[Indexed as: (Morgan case), “The Court Not Agreed – Mrs. Morgan of St. Louis Unable to Secure Her Child at Present,” The Kansas City Star (Mo.), Jan. 13, 1893]
ST. LOUIS, MO., Jan. 13 – In the habeas corpus suit brought by Mrs. H. H. Morgan, formerly Miss Edgerton of Kansas City, Kas., in the court of appeals to recover her child, Gladys, placed by its father in New York, a curious state of legal affairs has developed. The court, composed of three judges, handed down three different opinions, Judge Bond held that the court had jurisdiction even if the child was out of state, as the father, its nominal possessor, was in the state. Judge Biggs held that the court had jurisdiction, but as a divorce was pending in another court, that court should decide the question of legal custody.
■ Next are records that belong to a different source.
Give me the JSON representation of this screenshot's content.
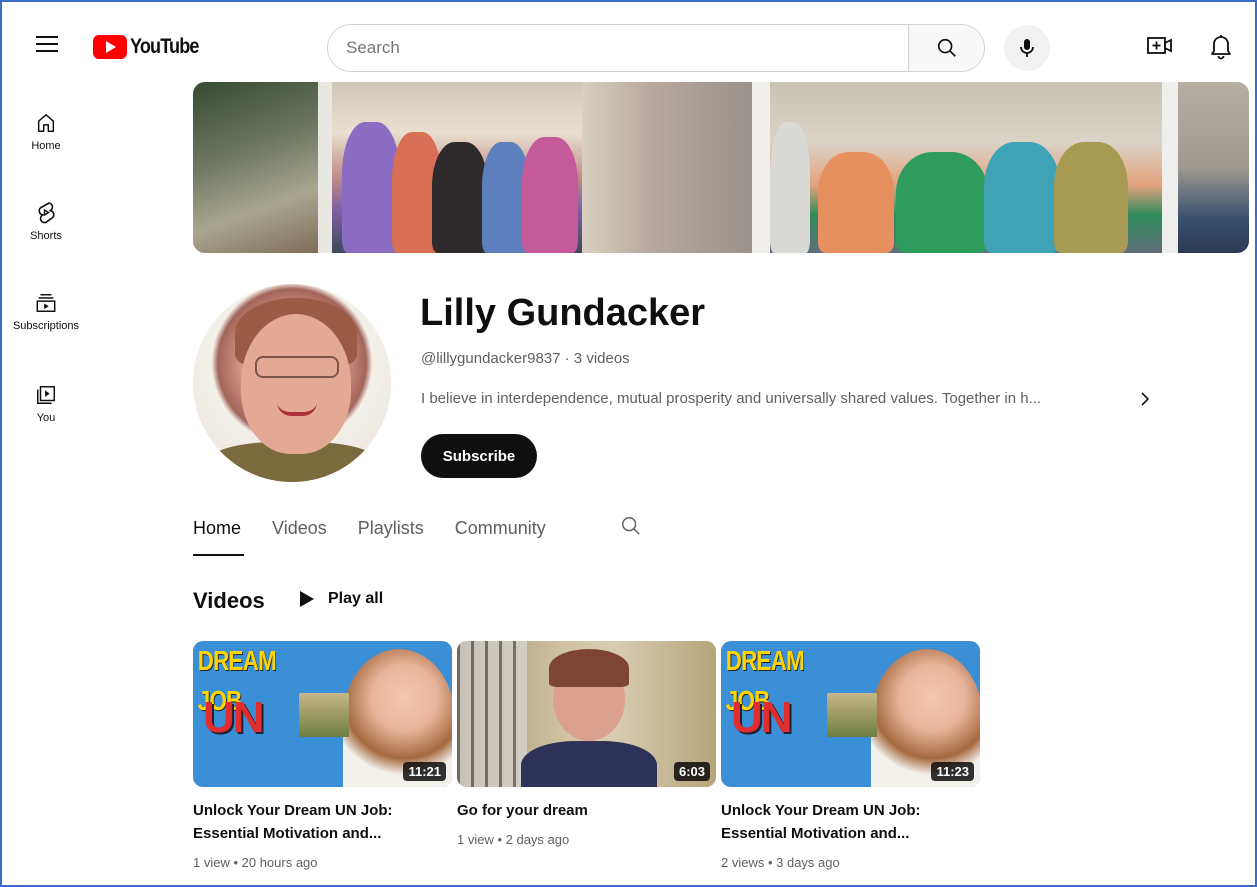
{
  "header": {
    "logo_text": "YouTube",
    "search_placeholder": "Search"
  },
  "sidebar": {
    "items": [
      {
        "label": "Home",
        "icon": "home-icon"
      },
      {
        "label": "Shorts",
        "icon": "shorts-icon"
      },
      {
        "label": "Subscriptions",
        "icon": "subscriptions-icon"
      },
      {
        "label": "You",
        "icon": "you-icon"
      }
    ]
  },
  "channel": {
    "name": "Lilly Gundacker",
    "handle_line": "@lillygundacker9837 · 3 videos",
    "description": "I believe in interdependence, mutual prosperity and universally shared values. Together in h...",
    "subscribe_label": "Subscribe"
  },
  "tabs": [
    {
      "label": "Home",
      "active": true
    },
    {
      "label": "Videos",
      "active": false
    },
    {
      "label": "Playlists",
      "active": false
    },
    {
      "label": "Community",
      "active": false
    }
  ],
  "videos_section": {
    "title": "Videos",
    "play_all_label": "Play all",
    "items": [
      {
        "thumb_text_top": "DREAM JOB",
        "thumb_text_main": "UN",
        "duration": "11:21",
        "title_line1": "Unlock Your Dream UN Job:",
        "title_line2": "Essential Motivation and...",
        "meta": "1 view • 20 hours ago"
      },
      {
        "duration": "6:03",
        "title_line1": "Go for your dream",
        "title_line2": "",
        "meta": "1 view • 2 days ago"
      },
      {
        "thumb_text_top": "DREAM JOB",
        "thumb_text_main": "UN",
        "duration": "11:23",
        "title_line1": "Unlock Your Dream UN Job:",
        "title_line2": "Essential Motivation and...",
        "meta": "2 views • 3 days ago"
      }
    ]
  },
  "colors": {
    "brand_red": "#ff0000",
    "text_primary": "#0f0f0f",
    "text_secondary": "#606060",
    "subscribe_bg": "#0f0f0f"
  }
}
Judge Rombauer held that the appeals court had no jurisdiction so long as the divorce suit was pending in another court. The partial concurrence of Judges Biggs and Rombauer closed another chapter in the already detailed scandal.
NOTE
Activists and reformers are notably naieve about the fluidity, inconsistency and arbitrariness of judicial interpretation. This case in which a parent of three judges gives three different opinions regarding the crucial matter of jurisdiction in an interstate Parental Kidnapping case, serves as a potent example.